A very practical question.
So, let's imagine that we have a small cart attached to a spring lying on an inclined plane. If I move my cart by 10 cm (measured as if there were a ruler lying along the inclined plane) such that the spring is compressed, and then release it, will my cart oscillate in simple harmonic motion with an amplitude of 10cm measured along the plane?
I thought about this for some time now. But, I think the answer is simply no. Because there will always be the impact of a component of the force of gravity. So, the cart should still move in SHM, but not with an amplitude of 10 cm, right? If I am wrong, please explain with detail.
Best Answer
The force of gravity will simply move the equilibrium point, being a costant force. So if $l_0$ is the initial lenght of the spring, the applying the orizontal component of the force $Mg\sin \theta$, you'll get the new lenght in equilibrium that is (Hooke's Law) $$ \vec{F} = -k\vec{(x - x_0)} \Rightarrow x = F/k + x_0$$ $$x_1 = Mg\sin \theta / k + x_0$$ Since gravity is costant over time, any displacement applied to the string will act as if the initial lenght of the string is $x_1$, not $x_0$. So the amplitude of harmonic oscillation won't change, but you must consider the amplitude relative to $x_1$, not $x_0$. You have to put the $0$ in your ruler on $x_1$, rather than $x_0$.

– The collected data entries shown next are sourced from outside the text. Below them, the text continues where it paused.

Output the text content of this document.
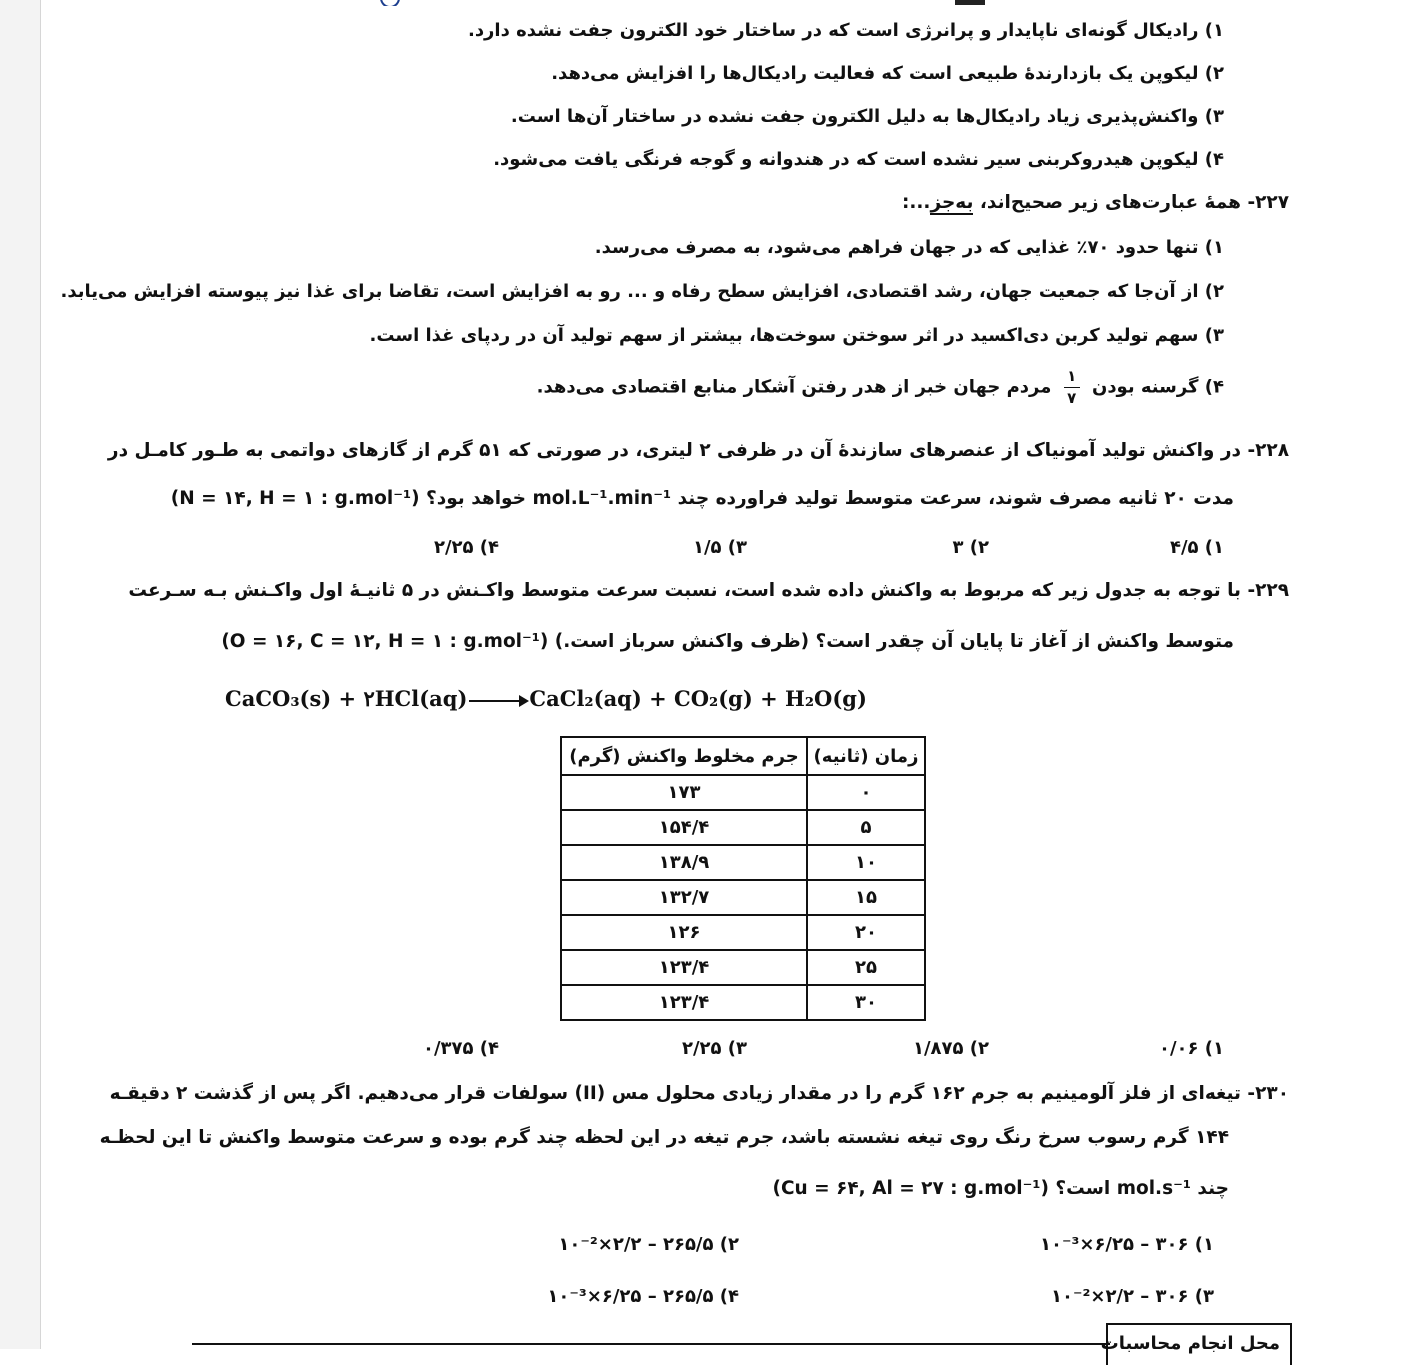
۱) رادیکال گونه‌ای ناپایدار و پرانرژی است که در ساختار خود الکترون جفت نشده دارد.
۲) لیکوپن یک بازدارندهٔ طبیعی است که فعالیت رادیکال‌ها را افزایش می‌دهد.
۳) واکنش‌پذیری زیاد رادیکال‌ها به دلیل الکترون جفت نشده در ساختار آن‌ها است.
۴) لیکوپن هیدروکربنی سیر نشده است که در هندوانه و گوجه فرنگی یافت می‌شود.
۲۲۷- همهٔ عبارت‌های زیر صحیح‌اند، به‌جز...:
۱) تنها حدود ۷۰٪ غذایی که در جهان فراهم می‌شود، به مصرف می‌رسد.
۲) از آن‌جا که جمعیت جهان، رشد اقتصادی، افزایش سطح رفاه و ... رو به افزایش است، تقاضا برای غذا نیز پیوسته افزایش می‌یابد.
۳) سهم تولید کربن دی‌اکسید در اثر سوختن سوخت‌ها، بیشتر از سهم تولید آن در ردپای غذا است.
۴) گرسنه بودن
$\frac{۱}{۷}$
مردم جهان خبر از هدر رفتن آشکار منابع اقتصادی می‌دهد.
۲۲۸- در واکنش تولید آمونیاک از عنصرهای سازندهٔ آن در ظرفی ۲ لیتری، در صورتی که ۵۱ گرم از گازهای دواتمی به طـور کامـل در
مدت ۲۰ ثانیه مصرف شوند، سرعت متوسط تولید فراورده چند mol.L⁻¹.min⁻¹ خواهد بود؟ (N = ۱۴, H = ۱ : g.mol⁻¹)
۱) ۴/۵
۲) ۳
۳) ۱/۵
۴) ۲/۲۵
۲۲۹- با توجه به جدول زیر که مربوط به واکنش داده شده است، نسبت سرعت متوسط واکـنش در ۵ ثانیـهٔ اول واکـنش بـه سـرعت
متوسط واکنش از آغاز تا پایان آن چقدر است؟ (ظرف واکنش سرباز است.) (O = ۱۶, C = ۱۲, H = ۱ : g.mol⁻¹)
CaCO₃(s) + ۲HCl(aq) → CaCl₂(aq) + CO₂(g) + H₂O(g)
زمان (ثانیه)	جرم مخلوط واکنش (گرم)
۰	۱۷۳
۵	۱۵۴/۴
۱۰	۱۳۸/۹
۱۵	۱۳۲/۷
۲۰	۱۲۶
۲۵	۱۲۳/۴
۳۰	۱۲۳/۴
۱) ۰/۰۶
۲) ۱/۸۷۵
۳) ۲/۲۵
۴) ۰/۳۷۵
۲۳۰- تیغه‌ای از فلز آلومینیم به جرم ۱۶۲ گرم را در مقدار زیادی محلول مس (II) سولفات قرار می‌دهیم. اگر پس از گذشت ۲ دقیقـه
۱۴۴ گرم رسوب سرخ رنگ روی تیغه نشسته باشد، جرم تیغه در این لحظه چند گرم بوده و سرعت متوسط واکنش تا این لحظـه
چند mol.s⁻¹ است؟ (Cu = ۶۴, Al = ۲۷ : g.mol⁻¹)
۱) ۳۰۶ – ۶/۲۵×۱۰⁻³
۲) ۲۶۵/۵ – ۲/۲×۱۰⁻²
۳) ۳۰۶ – ۲/۲×۱۰⁻²
۴) ۲۶۵/۵ – ۶/۲۵×۱۰⁻³
محل انجام محاسبات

You can prove this statement solving the differential equation: $$F = ma = m\frac{d^2x}{dt^2} = -k(x - x_0) + Mg\sin \theta $$ $$ m\frac{d^2x}{dt^2} +kx = kx_0 + Mg\sin \theta $$ there is no $x$ in the $Mg\sin \theta$ so you can simply consider $$kx_0 + Mg\sin \theta$$ as a costant term $kx_1$ so you'll get $$ \frac{d^2x}{dt^2} + \frac{k}{m}x = \frac{k}{m}x_1 $$ the amplitude is given solving the differential equation http://en.wikipedia.org/wiki/Ordinary_differential_equation it doesn't depend on $x_0$ or $x_1$.
Considering the problem using conservation of energy, you'll get: Let's say that $h_0$ is the height relative to $x_0$ so $h = x\cos \theta $ energy at $x_0$ will be $$ mgh_0 + \frac{1}{2}m\upsilon^2 + \frac{1}{2}k(x_0 - x_0)^2$$ energy at a displacement $\Delta x$ from $x_0$ $$mgh_0 + mg\Delta h + \frac{1}{2}m\upsilon^2 + \frac{1}{2}k(\Delta x)^2$$ every force is conservative so $$ mgh_0 + \frac{1}{2}m\upsilon_0^2 + \frac{1}{2}k(x_0 - x_0)^2 = mgh_0 + mg\Delta h + \frac{1}{2}m\upsilon_1^2 + \frac{1}{2}k(\Delta x)^2$$ if the cart is release with $\upsilon_1 = 0$ $$ \frac{1}{2}m\upsilon_0^2 = mg\Delta x \cos \theta + \frac{1}{2}k(\Delta x)^2$$ the speed at $x_0$ depends only from the inital displacement $\Delta x$ and not from $x_0$ or $x_1$ absolutely.
Theoretically the amplitude won't change, but since there are other factors as friction, measures aren't perfectly matching to theory. The inclined plane present less friction rather than an horizontal plane due to the vertical component of the weight of the cart. So taking friction into account total energy will decrease while the cart is moving so, it will decrease the amplitude of motion.
Hope this help!